Les enfants descendent dans la salle et se mettent en ronde pour Les Lavandières. La musique démarre, et les rondes commencent à tourner.

" Au bord de la rivière, y ‘avait 10 lavandières … "

Les enfants connaissent bien les danses et c’est " kalz plijadur " pour tout le monde. Les morceaux s’enchaînent et les quelque 180 enfants présents nous impressionnent par leur aisance. Le dernier morceau, "Mains aux genoux ", ils ne l’ont pas appris, c’était prévu comme ça. Bob prend le micro et montre les gestes. Armelle, qui donne par ailleurs des cours de danse à Plouédern, prête main forte aux instituteurs. En cinq minutes, les enfants ont pigé, et en avant la musique :

" … amusez–vous jeune fillette, vous n’aurez pas le temps demain …"

Puis c’est l’heure de la pause, le goûter bien mérité est offert par la ville de Brest.

Et c’est reparti pour un tour, on joue une seconde fois tous les morceaux. Tout le monde est plus détendu, joyeux. Vers midi, la fête s’arrête et les enfants, heureux, regagnent leur école à pied ou attendent le car qui va les ramener.

Gilles sort un petit vin blanc bien frais pour nous remettre des émotions du matin. Françoise et Véronique ont préparé un pique-nique copieux. Faut dire que Robert, l’homme au chromatique, a un bon coup de fourchette… Après un petit café au bar des sports, on se remet en place pour accueillir le groupe des " grands ". L’après-midi, c’est memestra , avec en prime certaines classes qui ont travaillé les danses sur des pas différents. Vers 16h, nous terminons sur un cercle circassien.
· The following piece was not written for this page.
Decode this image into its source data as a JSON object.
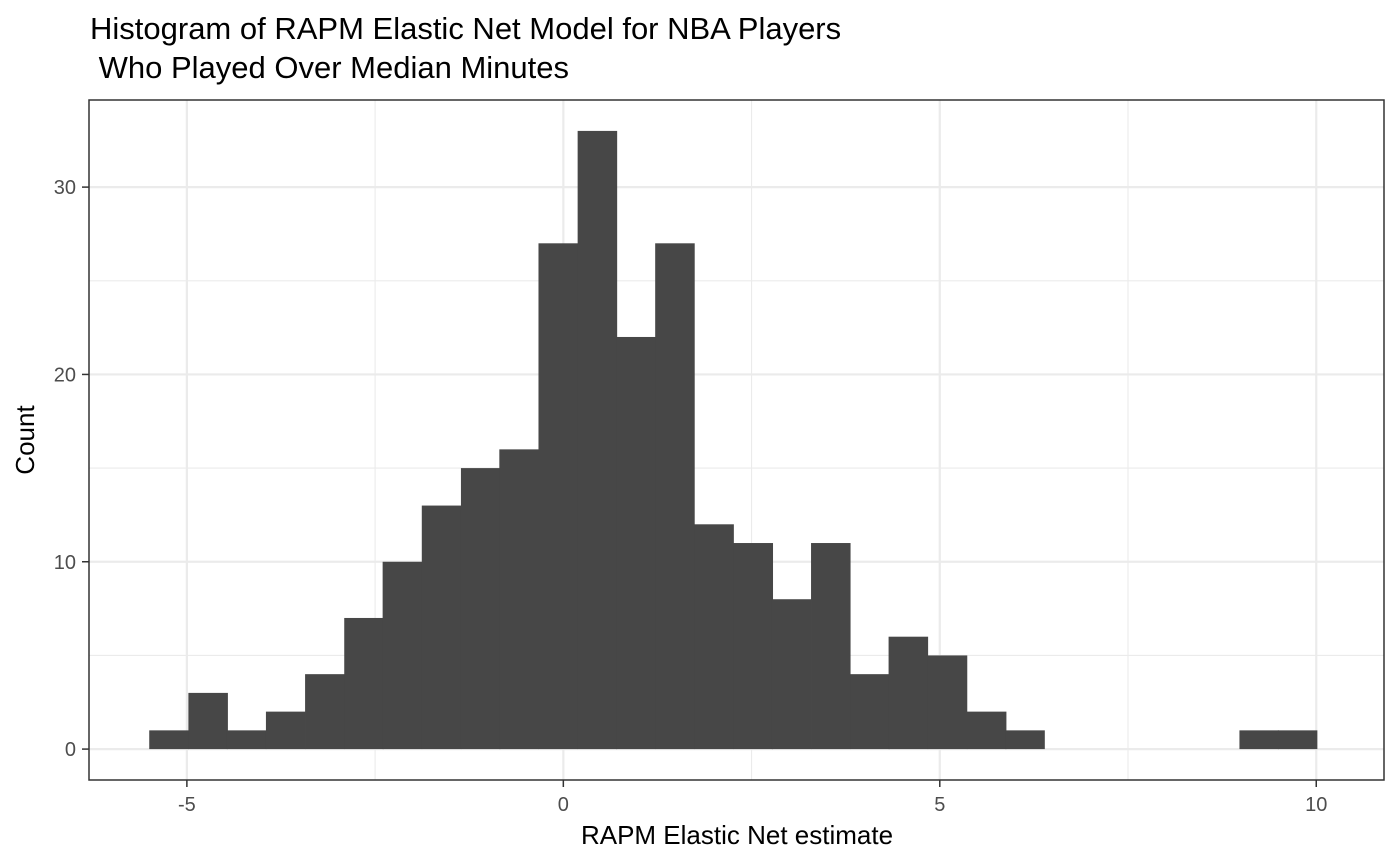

Les organisateurs parlent déjà d’un autre ou de d’autres bals bretons, à Landerneau, ou à Brest, et pourquoi pas sur la place de la Liberté ?

Bob range sa sono, la salle se vide. Le premier bal breton finistérien a vécu, place au suivant !

Comme les accordéons sont encore chauds et qu’on a du mal à se quitter, on descend sur le port de commerce jouer quelques airs marins autour des bateaux, près de l'Etoile et des peintres de la marine qui sont venus dédicacer leurs livres. On se quitte. Le fond de l’air est encore chaud, le soleil nous aura accompagné toute la journée, toute cette Belle journée.